Before that, all day in the non-writing part of the day, I hadn’t felt pretty good. In fact, I’d felt caught up in notwriting it, and feeling that I should be writing it, but not really wanting to, but feeling deeply that I should be writing it. At some point, writing it had indeed felt like the homework you don’t want to do.
Except: Once you start it, you see that it’s actually easy and kind of fun.
Which elicits this quote, from Dorothy Parker: “I hate writing, but I love having written.”
Me: “I love writing, I just hate getting started.”
For me, the gym works the same way. I know that once I get there and start working out, I’ll love it. (I always do.) But no, I never want to go there — I just somehow want to magically be there and already be on a mat on the floor, or lifting, or on the beloved Stairmaster. I know for a fact that I do 45 minutes on the Stairmaster, which tracks the time. I estimate that I do hours of putting it off. Three to four times a week, getting over to that gym is a matter of dogged determination — and managing my schedule by brute force.

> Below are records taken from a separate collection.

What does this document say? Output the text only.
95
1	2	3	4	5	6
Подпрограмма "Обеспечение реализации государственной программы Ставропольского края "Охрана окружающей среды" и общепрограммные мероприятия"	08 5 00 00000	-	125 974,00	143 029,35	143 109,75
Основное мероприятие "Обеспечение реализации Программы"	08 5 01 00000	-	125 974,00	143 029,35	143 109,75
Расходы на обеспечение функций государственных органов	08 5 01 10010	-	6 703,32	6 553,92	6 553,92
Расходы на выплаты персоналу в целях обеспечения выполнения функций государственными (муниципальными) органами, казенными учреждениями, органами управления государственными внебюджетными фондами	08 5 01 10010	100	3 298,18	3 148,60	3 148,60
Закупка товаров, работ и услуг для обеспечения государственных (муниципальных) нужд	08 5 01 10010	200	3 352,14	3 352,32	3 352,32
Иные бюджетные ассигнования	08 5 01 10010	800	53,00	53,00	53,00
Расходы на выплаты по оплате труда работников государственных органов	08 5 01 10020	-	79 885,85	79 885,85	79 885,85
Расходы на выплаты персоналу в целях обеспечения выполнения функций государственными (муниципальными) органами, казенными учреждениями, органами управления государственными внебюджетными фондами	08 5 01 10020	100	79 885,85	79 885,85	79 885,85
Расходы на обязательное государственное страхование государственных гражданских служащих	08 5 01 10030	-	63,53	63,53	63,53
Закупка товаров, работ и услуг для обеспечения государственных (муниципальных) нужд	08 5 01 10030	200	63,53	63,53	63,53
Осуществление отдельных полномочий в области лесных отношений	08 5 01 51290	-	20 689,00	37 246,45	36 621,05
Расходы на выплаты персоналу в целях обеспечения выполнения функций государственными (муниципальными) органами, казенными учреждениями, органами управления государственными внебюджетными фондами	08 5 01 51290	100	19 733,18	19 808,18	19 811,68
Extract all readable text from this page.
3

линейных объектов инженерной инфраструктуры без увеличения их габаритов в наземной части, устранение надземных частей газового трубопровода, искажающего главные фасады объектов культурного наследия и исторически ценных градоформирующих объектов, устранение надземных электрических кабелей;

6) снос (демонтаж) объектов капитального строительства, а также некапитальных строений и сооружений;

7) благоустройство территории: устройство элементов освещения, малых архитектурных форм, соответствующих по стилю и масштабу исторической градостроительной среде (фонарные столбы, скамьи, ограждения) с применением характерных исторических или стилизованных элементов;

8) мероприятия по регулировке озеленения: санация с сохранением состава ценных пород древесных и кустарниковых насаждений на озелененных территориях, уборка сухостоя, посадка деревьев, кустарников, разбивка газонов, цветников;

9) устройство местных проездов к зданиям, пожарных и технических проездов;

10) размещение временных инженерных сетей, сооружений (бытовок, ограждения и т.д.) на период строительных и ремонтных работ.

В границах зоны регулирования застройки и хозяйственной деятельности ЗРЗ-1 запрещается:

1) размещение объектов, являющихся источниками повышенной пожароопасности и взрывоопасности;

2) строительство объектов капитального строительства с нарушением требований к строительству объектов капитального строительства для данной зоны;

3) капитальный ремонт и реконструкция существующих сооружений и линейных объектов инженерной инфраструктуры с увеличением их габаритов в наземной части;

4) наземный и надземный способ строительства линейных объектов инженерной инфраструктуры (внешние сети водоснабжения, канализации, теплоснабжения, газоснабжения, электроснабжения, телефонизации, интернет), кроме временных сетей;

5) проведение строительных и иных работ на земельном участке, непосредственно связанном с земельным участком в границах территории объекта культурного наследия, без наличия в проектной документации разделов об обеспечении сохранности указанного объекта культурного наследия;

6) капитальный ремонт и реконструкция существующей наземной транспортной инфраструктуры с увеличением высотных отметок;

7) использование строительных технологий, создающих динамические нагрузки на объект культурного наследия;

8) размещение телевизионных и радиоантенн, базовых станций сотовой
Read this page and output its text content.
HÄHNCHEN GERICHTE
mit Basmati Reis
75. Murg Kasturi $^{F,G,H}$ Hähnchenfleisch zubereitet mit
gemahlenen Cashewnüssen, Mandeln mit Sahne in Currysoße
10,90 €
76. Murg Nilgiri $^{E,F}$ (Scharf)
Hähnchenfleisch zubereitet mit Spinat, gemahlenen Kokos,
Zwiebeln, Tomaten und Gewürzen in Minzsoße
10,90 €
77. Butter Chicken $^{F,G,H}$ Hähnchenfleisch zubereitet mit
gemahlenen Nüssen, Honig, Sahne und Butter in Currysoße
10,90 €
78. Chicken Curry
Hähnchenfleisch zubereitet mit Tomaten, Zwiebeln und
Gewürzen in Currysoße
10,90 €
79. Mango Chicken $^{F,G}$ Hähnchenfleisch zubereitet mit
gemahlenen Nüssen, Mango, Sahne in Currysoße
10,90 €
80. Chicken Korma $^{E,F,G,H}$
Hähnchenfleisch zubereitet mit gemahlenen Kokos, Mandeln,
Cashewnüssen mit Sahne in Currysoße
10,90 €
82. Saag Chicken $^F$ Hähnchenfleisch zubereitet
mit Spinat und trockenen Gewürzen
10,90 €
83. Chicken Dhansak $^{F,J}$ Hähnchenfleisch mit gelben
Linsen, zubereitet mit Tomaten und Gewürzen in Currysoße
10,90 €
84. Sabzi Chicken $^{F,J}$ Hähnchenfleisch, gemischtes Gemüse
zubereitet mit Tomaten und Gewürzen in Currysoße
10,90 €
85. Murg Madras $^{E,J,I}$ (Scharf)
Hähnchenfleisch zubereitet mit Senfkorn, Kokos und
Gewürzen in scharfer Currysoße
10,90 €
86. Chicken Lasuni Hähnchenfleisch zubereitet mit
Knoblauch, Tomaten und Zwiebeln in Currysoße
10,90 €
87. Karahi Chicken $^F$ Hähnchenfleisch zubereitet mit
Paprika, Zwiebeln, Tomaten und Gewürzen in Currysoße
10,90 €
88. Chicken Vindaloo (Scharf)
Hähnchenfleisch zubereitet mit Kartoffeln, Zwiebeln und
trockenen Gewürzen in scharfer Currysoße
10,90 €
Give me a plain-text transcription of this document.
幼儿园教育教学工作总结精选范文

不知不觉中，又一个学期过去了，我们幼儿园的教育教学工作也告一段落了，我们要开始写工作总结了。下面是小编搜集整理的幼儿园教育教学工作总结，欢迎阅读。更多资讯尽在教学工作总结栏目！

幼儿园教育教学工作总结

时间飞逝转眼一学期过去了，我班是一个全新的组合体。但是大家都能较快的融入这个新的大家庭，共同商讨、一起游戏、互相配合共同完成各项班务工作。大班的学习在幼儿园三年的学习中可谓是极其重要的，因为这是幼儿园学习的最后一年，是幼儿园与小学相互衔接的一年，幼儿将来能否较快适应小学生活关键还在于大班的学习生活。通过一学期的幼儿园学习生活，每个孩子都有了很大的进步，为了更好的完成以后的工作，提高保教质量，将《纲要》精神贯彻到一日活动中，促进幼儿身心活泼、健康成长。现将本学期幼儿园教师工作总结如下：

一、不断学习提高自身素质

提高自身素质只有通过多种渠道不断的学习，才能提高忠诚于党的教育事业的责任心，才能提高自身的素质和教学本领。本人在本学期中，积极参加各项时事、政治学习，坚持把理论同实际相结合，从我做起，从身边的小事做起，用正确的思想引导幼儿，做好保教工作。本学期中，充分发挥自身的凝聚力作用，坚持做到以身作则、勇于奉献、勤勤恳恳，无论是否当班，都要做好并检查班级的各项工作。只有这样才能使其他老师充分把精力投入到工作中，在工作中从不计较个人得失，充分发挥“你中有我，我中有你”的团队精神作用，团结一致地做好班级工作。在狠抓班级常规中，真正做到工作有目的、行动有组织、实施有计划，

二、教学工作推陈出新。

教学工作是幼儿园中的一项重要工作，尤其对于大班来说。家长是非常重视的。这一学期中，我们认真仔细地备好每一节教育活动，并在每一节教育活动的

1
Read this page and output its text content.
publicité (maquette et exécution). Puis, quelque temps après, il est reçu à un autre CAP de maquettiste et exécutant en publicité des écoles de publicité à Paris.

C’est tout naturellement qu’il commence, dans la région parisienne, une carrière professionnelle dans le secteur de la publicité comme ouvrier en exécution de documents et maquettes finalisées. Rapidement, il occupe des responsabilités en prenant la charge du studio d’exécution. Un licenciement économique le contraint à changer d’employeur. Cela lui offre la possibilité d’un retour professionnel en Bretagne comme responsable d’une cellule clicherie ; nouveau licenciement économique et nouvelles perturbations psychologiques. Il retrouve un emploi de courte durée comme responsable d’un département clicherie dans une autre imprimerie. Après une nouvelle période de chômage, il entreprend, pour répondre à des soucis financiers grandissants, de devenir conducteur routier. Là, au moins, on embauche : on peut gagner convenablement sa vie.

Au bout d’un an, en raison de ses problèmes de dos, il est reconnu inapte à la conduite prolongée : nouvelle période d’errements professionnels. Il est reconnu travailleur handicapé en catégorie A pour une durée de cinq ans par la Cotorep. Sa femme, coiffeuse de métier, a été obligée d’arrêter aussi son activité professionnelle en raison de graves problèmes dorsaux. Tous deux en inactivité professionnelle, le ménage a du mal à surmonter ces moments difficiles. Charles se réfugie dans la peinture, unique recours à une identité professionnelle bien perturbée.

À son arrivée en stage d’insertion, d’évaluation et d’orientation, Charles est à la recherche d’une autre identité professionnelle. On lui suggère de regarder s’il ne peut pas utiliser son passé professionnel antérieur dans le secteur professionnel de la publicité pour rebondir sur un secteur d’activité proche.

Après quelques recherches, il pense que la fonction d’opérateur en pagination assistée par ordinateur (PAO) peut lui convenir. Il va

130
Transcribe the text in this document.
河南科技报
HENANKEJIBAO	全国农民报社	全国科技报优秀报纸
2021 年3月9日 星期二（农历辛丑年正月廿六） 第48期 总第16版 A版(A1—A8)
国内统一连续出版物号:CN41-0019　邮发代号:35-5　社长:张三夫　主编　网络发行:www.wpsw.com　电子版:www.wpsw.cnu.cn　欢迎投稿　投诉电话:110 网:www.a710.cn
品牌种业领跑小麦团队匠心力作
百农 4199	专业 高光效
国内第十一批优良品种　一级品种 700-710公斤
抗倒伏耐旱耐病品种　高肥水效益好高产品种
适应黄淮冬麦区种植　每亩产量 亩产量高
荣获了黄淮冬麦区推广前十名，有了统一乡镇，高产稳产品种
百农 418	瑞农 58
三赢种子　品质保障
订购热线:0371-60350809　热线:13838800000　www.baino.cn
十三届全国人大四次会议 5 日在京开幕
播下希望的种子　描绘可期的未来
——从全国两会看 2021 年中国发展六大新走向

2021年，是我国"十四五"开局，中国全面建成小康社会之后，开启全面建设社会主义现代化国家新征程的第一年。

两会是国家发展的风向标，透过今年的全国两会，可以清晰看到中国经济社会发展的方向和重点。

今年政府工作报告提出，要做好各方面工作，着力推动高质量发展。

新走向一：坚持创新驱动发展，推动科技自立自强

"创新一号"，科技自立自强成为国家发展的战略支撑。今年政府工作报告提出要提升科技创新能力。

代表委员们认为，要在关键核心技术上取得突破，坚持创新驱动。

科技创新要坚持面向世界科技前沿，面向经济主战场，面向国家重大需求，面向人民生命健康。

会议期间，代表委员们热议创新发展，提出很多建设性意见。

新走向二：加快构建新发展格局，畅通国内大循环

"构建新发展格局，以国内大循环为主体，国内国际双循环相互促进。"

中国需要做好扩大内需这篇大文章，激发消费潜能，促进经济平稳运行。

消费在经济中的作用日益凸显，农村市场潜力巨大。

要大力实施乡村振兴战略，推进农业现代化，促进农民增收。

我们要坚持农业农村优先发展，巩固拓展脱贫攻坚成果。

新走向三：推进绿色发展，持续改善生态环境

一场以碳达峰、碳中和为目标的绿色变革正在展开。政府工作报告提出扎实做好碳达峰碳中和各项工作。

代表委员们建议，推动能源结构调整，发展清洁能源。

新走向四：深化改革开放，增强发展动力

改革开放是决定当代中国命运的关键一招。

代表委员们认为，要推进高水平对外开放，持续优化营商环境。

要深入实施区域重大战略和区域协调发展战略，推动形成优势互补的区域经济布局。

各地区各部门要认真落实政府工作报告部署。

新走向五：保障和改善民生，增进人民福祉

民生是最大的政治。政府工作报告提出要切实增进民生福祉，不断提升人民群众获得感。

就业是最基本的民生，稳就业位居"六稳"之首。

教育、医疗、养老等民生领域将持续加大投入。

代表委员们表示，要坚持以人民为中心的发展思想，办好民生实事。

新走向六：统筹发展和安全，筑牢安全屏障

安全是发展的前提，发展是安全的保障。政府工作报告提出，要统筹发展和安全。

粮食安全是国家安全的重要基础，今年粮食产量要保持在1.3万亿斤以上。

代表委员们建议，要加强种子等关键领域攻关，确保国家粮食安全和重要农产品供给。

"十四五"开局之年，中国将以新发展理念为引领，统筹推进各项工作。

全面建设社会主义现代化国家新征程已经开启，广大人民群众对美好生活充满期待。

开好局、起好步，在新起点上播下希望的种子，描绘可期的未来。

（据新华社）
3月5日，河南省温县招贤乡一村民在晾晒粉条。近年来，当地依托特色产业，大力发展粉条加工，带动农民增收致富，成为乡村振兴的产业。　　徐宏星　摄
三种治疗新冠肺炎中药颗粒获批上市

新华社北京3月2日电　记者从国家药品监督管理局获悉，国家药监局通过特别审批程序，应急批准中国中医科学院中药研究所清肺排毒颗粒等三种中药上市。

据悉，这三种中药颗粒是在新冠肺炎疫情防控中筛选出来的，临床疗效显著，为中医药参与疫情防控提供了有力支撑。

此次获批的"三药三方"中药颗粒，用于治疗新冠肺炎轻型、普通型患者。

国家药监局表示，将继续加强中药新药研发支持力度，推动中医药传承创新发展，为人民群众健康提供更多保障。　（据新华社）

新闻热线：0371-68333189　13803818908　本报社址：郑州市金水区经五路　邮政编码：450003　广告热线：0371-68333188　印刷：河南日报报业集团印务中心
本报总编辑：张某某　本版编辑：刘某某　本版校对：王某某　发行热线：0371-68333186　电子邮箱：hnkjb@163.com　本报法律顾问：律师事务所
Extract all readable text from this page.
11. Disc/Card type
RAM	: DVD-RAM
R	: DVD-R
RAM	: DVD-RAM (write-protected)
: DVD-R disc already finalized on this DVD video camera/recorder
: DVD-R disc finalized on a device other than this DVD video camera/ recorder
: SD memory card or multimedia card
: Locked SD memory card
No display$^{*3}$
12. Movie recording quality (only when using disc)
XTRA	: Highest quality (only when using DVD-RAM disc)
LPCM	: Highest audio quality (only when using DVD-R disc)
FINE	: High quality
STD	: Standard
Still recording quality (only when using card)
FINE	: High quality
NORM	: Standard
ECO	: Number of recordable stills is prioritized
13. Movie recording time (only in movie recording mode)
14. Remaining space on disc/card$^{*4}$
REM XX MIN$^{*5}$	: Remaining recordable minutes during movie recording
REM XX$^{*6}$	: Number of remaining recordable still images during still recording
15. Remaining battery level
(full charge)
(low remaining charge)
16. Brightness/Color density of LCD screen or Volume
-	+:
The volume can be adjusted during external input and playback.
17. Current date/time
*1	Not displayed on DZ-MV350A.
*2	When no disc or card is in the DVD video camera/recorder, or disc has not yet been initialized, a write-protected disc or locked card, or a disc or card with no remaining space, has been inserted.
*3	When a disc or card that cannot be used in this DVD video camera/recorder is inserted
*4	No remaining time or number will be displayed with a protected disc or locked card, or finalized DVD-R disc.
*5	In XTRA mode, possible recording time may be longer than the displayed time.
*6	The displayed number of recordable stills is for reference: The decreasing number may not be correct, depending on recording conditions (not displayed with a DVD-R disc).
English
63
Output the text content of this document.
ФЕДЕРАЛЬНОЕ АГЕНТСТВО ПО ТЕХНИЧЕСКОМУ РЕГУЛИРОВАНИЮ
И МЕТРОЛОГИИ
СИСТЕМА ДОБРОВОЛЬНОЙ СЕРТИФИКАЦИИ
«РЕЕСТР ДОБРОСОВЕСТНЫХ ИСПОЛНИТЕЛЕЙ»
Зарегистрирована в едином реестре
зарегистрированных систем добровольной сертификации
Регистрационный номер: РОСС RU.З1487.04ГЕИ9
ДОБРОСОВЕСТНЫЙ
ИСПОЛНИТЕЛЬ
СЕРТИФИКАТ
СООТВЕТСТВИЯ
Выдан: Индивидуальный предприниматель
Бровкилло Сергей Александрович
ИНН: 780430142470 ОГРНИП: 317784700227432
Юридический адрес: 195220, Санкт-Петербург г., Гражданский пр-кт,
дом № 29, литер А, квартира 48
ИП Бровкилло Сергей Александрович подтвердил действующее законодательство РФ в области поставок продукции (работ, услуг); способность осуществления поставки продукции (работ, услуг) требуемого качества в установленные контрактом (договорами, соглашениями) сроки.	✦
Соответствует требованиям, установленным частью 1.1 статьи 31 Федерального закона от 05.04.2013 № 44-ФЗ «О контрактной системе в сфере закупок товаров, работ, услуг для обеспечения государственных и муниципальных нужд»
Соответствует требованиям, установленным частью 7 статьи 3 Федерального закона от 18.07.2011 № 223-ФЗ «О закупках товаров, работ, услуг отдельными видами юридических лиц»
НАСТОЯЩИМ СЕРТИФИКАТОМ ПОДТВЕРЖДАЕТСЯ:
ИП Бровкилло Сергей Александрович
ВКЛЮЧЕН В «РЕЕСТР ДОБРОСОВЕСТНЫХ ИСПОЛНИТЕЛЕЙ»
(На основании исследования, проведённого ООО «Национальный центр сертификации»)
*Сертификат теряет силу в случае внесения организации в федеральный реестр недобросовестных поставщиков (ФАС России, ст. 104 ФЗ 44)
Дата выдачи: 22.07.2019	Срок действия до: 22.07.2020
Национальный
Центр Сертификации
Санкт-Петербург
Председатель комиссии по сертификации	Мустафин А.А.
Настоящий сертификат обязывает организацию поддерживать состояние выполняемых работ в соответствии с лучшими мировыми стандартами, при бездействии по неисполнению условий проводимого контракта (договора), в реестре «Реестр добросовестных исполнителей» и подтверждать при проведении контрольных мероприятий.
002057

I’ve been assured by other people that they play these mental games with themselves too. But that doesn’t do anything to help my situation.
The play is done for now. Yes, I’m going to move two scenes that I wrote as addenda into the framework of the play where they belong, but that’ll take about an hour.
But until I have to steel myself for that, sometime in the next night or two, I think I’m going to play “Skyrim” for a while (yes, I took it back up last night, when I felt I just could read or write any more).